Graph showing financial emotions on income and confidence.  Individuals with high confidence reported positive financial emotions regardless of income group.  People with low self-esteem reported negative financial emotions in every income group.

Financial emotions by income group. Individuals with high confidence reported net positive financial emotions regardless of income group. Individuals with low self-esteem reported net negative financial emotions in every income group.

year each income group, People who believed they could overcome financial difficulties reported experiencing predominantly positive emotions about money and in each income group, those who did not believe they could overcome the challenge experienced mostly negative emotions. In other words, confidence appears to be more important to financial well-being than income. For statistical indifference among my readers, the standardized beta coefficients when regressing financial emotions on income and trust were 0.108 and 0.576, respectively, giving five times the effect size of trust over income.

In short, when it comes to the emotional side of financial health, income is important, but our beliefs about money and our ability to manage it are more important. A person can have a high income, but if their financial mindset is weak, they may still have a poor quality of life in relation to their money.

Building financial confidence

Everyone has stories in their mind about their financial circumstances, abilities and status. Some stories are true and some are not. Some are healthy and some are not. By examining and working on our financial beliefs, we can improve our financial health and quality of life, even if the numbers in our bank accounts stay the same.

My goal as a financial psychologist is to help people achieve financial well-being wherever they are on their financial journey, even before reaching their long-term financial goals. To that end, I believe it’s important to build a sense of financial confidence that is tied not to people’s income or net worth, but to their ability to manage resources well, make quality decisions, and creatively face inevitable failures. and grace. These skills can be developed regardless of your current income or net worth.

If your financial confidence is low, here are some tips to help you build confidence that you can handle anything that comes your way. Some of them are for beginners and others for those who have accumulated some assets. Take what fits and leave the rest:

1. You’ve done it before. You can do it again. Think of a time in the past when you failed. How did you win? What safety net or resources did you rely on to help you rebuild?

2. Calculate the safety net. This includes emergency cash, liquid assets (anything you can withdraw in a week without penalty), unemployment insurance, debt deferment programs, and even friends and family members who can lend a hand if you fall, a home or moral support. in difficult times.

3. Evaluate your insurance policies. Will increasing your coverage help you better prepare for a disaster?

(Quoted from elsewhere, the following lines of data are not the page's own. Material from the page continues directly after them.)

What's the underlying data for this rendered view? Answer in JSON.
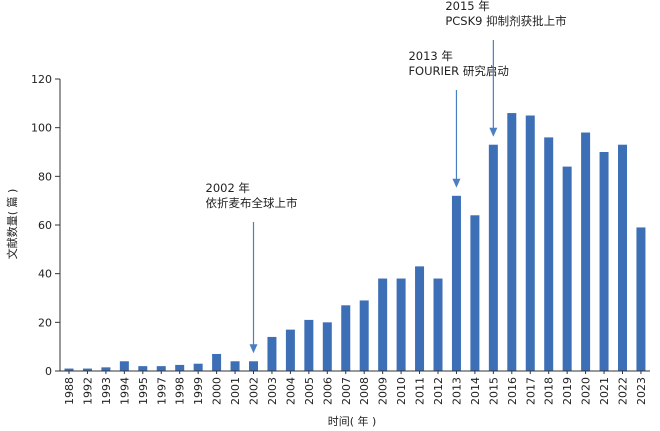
{
  "chart_data": {
    "type": "bar",
    "xlabel": "时间( 年 )",
    "ylabel": "文献数量( 篇 )",
    "ylim": [
      0,
      120
    ],
    "yticks": [
      0,
      20,
      40,
      60,
      80,
      100,
      120
    ],
    "grid": false,
    "bar_color": "#3d6fb6",
    "annotation_color": "#4a7fc1",
    "categories": [
      "1988",
      "1992",
      "1993",
      "1994",
      "1995",
      "1997",
      "1998",
      "1999",
      "2000",
      "2001",
      "2002",
      "2003",
      "2004",
      "2005",
      "2006",
      "2007",
      "2008",
      "2009",
      "2010",
      "2011",
      "2012",
      "2013",
      "2014",
      "2015",
      "2016",
      "2017",
      "2018",
      "2019",
      "2020",
      "2021",
      "2022",
      "2023"
    ],
    "values": [
      1,
      1,
      1.5,
      4,
      2,
      2,
      2.5,
      3,
      7,
      4,
      4,
      14,
      17,
      21,
      20,
      27,
      29,
      38,
      38,
      43,
      38,
      72,
      64,
      93,
      106,
      105,
      96,
      84,
      98,
      90,
      93,
      59
    ],
    "annotations": [
      {
        "category": "2002",
        "lines": [
          "2002 年",
          "依折麦布全球上市"
        ]
      },
      {
        "category": "2013",
        "lines": [
          "2013 年",
          "FOURIER 研究启动"
        ]
      },
      {
        "category": "2015",
        "lines": [
          "2015 年",
          "PCSK9 抑制剂获批上市"
        ]
      }
    ]
  }
}
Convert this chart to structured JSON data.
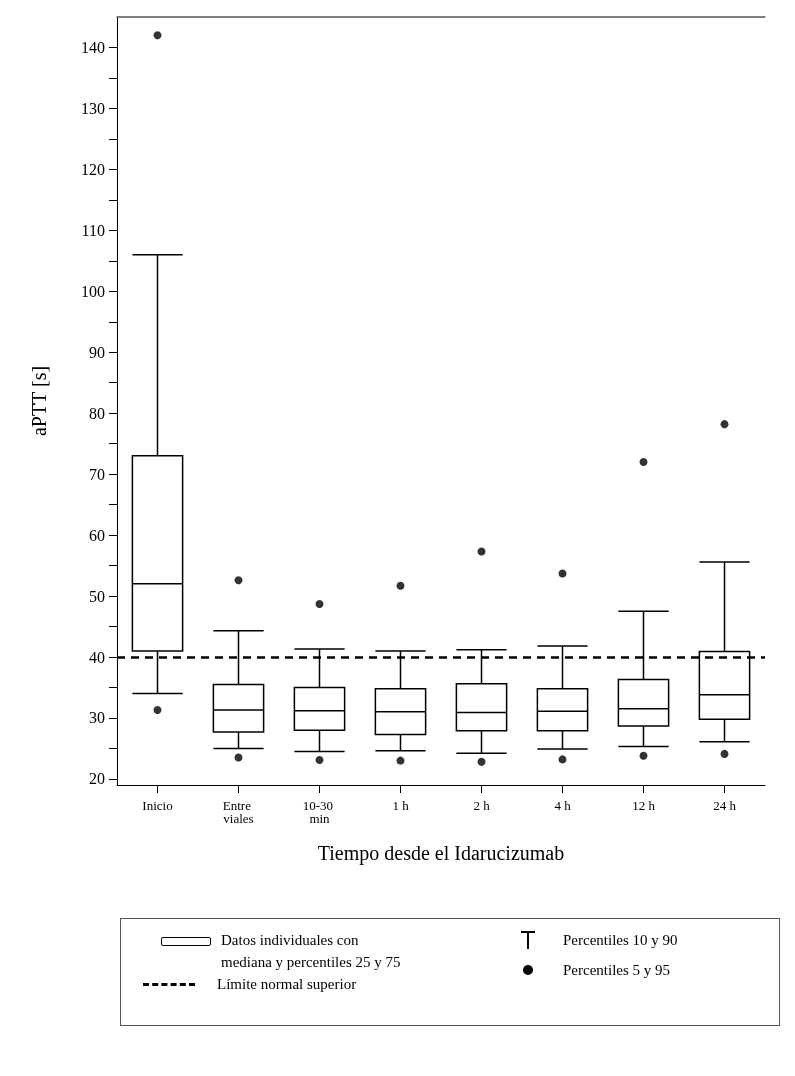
{
  "chart_data": {
    "type": "box",
    "xlabel": "Tiempo desde el Idarucizumab",
    "ylabel": "aPTT [s]",
    "categories": [
      "Inicio",
      "Entre viales",
      "10-30 min",
      "1 h",
      "2 h",
      "4 h",
      "12 h",
      "24 h"
    ],
    "ylim": [
      19,
      145
    ],
    "yticks": [
      20,
      {
        "value": 25,
        "label": null
      },
      30,
      {
        "value": 35,
        "label": null
      },
      40,
      {
        "value": 45,
        "label": null
      },
      50,
      {
        "value": 55,
        "label": null
      },
      60,
      {
        "value": 65,
        "label": null
      },
      70,
      {
        "value": 75,
        "label": null
      },
      80,
      {
        "value": 85,
        "label": null
      },
      90,
      {
        "value": 95,
        "label": null
      },
      100,
      {
        "value": 105,
        "label": null
      },
      110,
      {
        "value": 115,
        "label": null
      },
      120,
      {
        "value": 125,
        "label": null
      },
      130,
      {
        "value": 135,
        "label": null
      },
      140
    ],
    "series": [
      {
        "name": "Datos individuales con mediana y percentiles 25 y 75",
        "color": "#000000",
        "boxes": [
          {
            "low": 34,
            "q1": 41,
            "median": 52,
            "q3": 73,
            "high": 106
          },
          {
            "low": 25,
            "q1": 27.7,
            "median": 31.3,
            "q3": 35.5,
            "high": 44.3
          },
          {
            "low": 24.5,
            "q1": 28,
            "median": 31.2,
            "q3": 35,
            "high": 41.3
          },
          {
            "low": 24.6,
            "q1": 27.3,
            "median": 31,
            "q3": 34.8,
            "high": 41
          },
          {
            "low": 24.2,
            "q1": 27.9,
            "median": 30.9,
            "q3": 35.6,
            "high": 41.2
          },
          {
            "low": 24.9,
            "q1": 27.9,
            "median": 31.1,
            "q3": 34.8,
            "high": 41.8
          },
          {
            "low": 25.3,
            "q1": 28.7,
            "median": 31.5,
            "q3": 36.3,
            "high": 47.5
          },
          {
            "low": 26.1,
            "q1": 29.8,
            "median": 33.8,
            "q3": 40.9,
            "high": 55.6
          }
        ]
      },
      {
        "name": "Percentiles 5 y 95",
        "type": "scatter",
        "color": "#000000",
        "marker": "circle",
        "x": [
          "Inicio",
          "Inicio",
          "Entre viales",
          "Entre viales",
          "10-30 min",
          "10-30 min",
          "1 h",
          "1 h",
          "2 h",
          "2 h",
          "4 h",
          "4 h",
          "12 h",
          "12 h",
          "24 h",
          "24 h"
        ],
        "values": [
          31.3,
          142,
          23.5,
          52.6,
          23.1,
          48.7,
          23,
          51.7,
          22.8,
          57.3,
          23.2,
          53.7,
          23.8,
          72,
          24.1,
          78.2
        ]
      }
    ],
    "ref_lines": [
      {
        "axis": "y",
        "value": 40,
        "label": "Límite normal superior",
        "line_style": "dashed",
        "color": "#000000"
      }
    ],
    "annotations": [
      "Percentiles 10 y 90"
    ],
    "legend": "bottom",
    "grid": false
  }
}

4. Diversify your assets: stocks, bonds, real estate, treasuries, cash, and more. By holding multiple types of assets, you reduce the chance of losing them all in a downturn. The stock market may fall, but your other assets may perform well, or vice versa.

5. Assess your human capital. If you were to lose your job, the value of your time, skills, and experience would be greatly diminished. You will only lose a buyer. In fact, your job may have increased in value since you were hired, so losing one position can be a springboard to a much better position.

6. Most importantly, remember you are more than your money. People who associate their worth with their net worth are at higher risk of depression and life dissatisfaction.

The example of Hetty Green reminds us that wealth alone is not enough for prosperity. A mindset of scarcity, anger, or fear is the opposite of contentment. On the other hand, if your financial attitudes and beliefs are healthy and empowering, you can find peace and prosperity even in the face of setbacks or losses.